O jogo apresenta ainda alguns problemas de refinamento e escolhas de design dúbias, como a existência do leveling. Zack vai recuperando as suas habilidades apanhando gemas que lhe permitem aumentar de nível, mas o jogador tem um papel passivo nesse processo, não podendo escolher quais as habilidades a desenvolver primeiro. O jogo oferece-as simplesmente e com pouca  ou nenhuma fanfarra. É pena pois este tipo de solução é bastante interessante e oferece um twist à velha formula Metroid de recuperação de habilidades. O jogo tem igualmente um ranking consoante os pontos que o jogador acumula. Jogar ligado à Playstation Network significa ter constantemente a informação dos leaderboards no ecrã, mas a verdadeira questão são os frequentes bloqueios da consola se jogarmos com o PSN ligado. Um problema que certamente será resolvido com um patch.

Tudo ao molho e fé no checkpoint!

 

Para além do combate e das plataformas, o jogo apresenta uma série de puzzles simples, de alavancas e painéis de pressão. É nos momentos de puzzle mais inspirados que Zack Zero realmente brilha: usar a forma de fogo para ultrapassar uma armadilha correndo velozmente ou parando o tempo para evitar que uma parede nos esmague, são momentos de puro divertimento. Também é nas ocasiões em que a câmara se afasta mais de Zack que o jogo mostra todo o seu potencial, permitindo ao jogador uma maior sensação de controlo ao mesmo tempo que nos proporciona uma visão mais global dos seus excelentes gráficos. Não senti necessidade de usar a forma de gelo, com a exceção de escassos puzzles que exigiam parar o tempo, o que é uma pena porque essa habilidade é um clássico e funciona muito bem. No entanto em combate não é uma opção viável tendo em conta a facilidade com que se perde vida e os reflexos rápidos exigidos nessas situações, para além de se gastar muito rapidamente.

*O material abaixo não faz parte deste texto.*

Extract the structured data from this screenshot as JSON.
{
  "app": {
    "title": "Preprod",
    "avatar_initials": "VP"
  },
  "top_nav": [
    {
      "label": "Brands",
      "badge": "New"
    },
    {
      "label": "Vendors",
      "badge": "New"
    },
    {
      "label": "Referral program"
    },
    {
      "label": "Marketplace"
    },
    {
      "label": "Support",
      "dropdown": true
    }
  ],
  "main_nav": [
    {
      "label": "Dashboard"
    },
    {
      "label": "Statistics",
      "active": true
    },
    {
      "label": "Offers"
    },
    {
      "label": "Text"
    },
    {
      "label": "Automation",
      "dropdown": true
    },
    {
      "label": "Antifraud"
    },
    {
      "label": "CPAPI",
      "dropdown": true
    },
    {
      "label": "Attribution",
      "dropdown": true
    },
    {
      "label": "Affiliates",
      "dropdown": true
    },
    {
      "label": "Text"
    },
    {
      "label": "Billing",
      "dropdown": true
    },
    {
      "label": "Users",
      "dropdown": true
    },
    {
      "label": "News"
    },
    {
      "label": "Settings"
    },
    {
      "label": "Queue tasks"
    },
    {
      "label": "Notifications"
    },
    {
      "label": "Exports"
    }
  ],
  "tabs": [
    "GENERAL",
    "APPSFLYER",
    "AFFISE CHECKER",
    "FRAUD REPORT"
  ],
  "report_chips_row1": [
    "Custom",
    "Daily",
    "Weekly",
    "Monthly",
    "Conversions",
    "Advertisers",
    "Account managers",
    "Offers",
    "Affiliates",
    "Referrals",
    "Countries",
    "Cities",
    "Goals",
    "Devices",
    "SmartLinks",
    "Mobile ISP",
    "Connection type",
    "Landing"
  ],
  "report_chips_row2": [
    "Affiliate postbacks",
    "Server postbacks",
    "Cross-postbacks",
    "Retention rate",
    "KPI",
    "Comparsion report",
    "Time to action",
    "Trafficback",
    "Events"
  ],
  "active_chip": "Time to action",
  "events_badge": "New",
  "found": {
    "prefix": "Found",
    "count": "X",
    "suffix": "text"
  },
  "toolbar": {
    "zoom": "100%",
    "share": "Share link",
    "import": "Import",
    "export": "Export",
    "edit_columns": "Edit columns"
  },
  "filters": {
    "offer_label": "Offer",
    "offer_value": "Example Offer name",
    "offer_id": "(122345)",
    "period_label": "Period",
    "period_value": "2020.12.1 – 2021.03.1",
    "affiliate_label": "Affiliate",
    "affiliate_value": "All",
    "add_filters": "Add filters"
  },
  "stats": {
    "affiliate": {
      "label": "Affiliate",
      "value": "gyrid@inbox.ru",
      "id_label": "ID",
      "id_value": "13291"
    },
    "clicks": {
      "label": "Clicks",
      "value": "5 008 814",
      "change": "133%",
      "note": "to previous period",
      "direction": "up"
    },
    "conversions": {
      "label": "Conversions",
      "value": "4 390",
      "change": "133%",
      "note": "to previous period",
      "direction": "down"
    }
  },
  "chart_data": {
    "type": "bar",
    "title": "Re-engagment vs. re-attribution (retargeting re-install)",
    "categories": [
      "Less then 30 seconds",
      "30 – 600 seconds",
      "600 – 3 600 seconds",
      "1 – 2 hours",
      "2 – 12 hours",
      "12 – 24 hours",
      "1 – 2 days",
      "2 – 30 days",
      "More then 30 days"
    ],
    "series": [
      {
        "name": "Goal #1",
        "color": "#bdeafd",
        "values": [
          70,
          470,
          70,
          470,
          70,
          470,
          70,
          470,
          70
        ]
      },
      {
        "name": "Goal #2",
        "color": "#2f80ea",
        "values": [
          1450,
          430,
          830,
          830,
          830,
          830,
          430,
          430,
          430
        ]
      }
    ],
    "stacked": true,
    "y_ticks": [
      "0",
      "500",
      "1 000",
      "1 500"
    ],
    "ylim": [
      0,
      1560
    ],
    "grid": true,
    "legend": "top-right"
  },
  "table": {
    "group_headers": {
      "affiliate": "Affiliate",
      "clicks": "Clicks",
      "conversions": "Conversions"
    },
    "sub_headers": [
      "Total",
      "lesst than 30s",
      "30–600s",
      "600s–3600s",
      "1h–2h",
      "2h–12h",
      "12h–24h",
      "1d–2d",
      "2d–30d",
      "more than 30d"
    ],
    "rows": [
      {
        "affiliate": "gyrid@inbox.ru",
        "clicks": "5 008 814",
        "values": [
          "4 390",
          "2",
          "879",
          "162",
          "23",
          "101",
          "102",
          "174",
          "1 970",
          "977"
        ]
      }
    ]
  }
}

O combate é por vezes frustrante, os puzzles simples e a câmara de consistência variável, no entanto Zack Zero é um jogo que tem personalidade. É mais difícil do que aparenta, e acaba por ser um jogo de plataformas da velha guarda com um (belo) acabamento 3D e mecânicas variadas, o que é uma lufada de ar fresco na montanha de shooters que os jogadores têm pela frente nos dias de hoje. E o amor e respeito da Crocodile pelos velhos jogos de plataformas é visível quando encontramos uma secção de jogo secreta e pixelizada, repleta de itens para apanhar. Pode não re-inventar o género, no entanto os amantes de plataformas têm em Zack Zero um jogo com solidez suficiente para algumas horas de divertimento.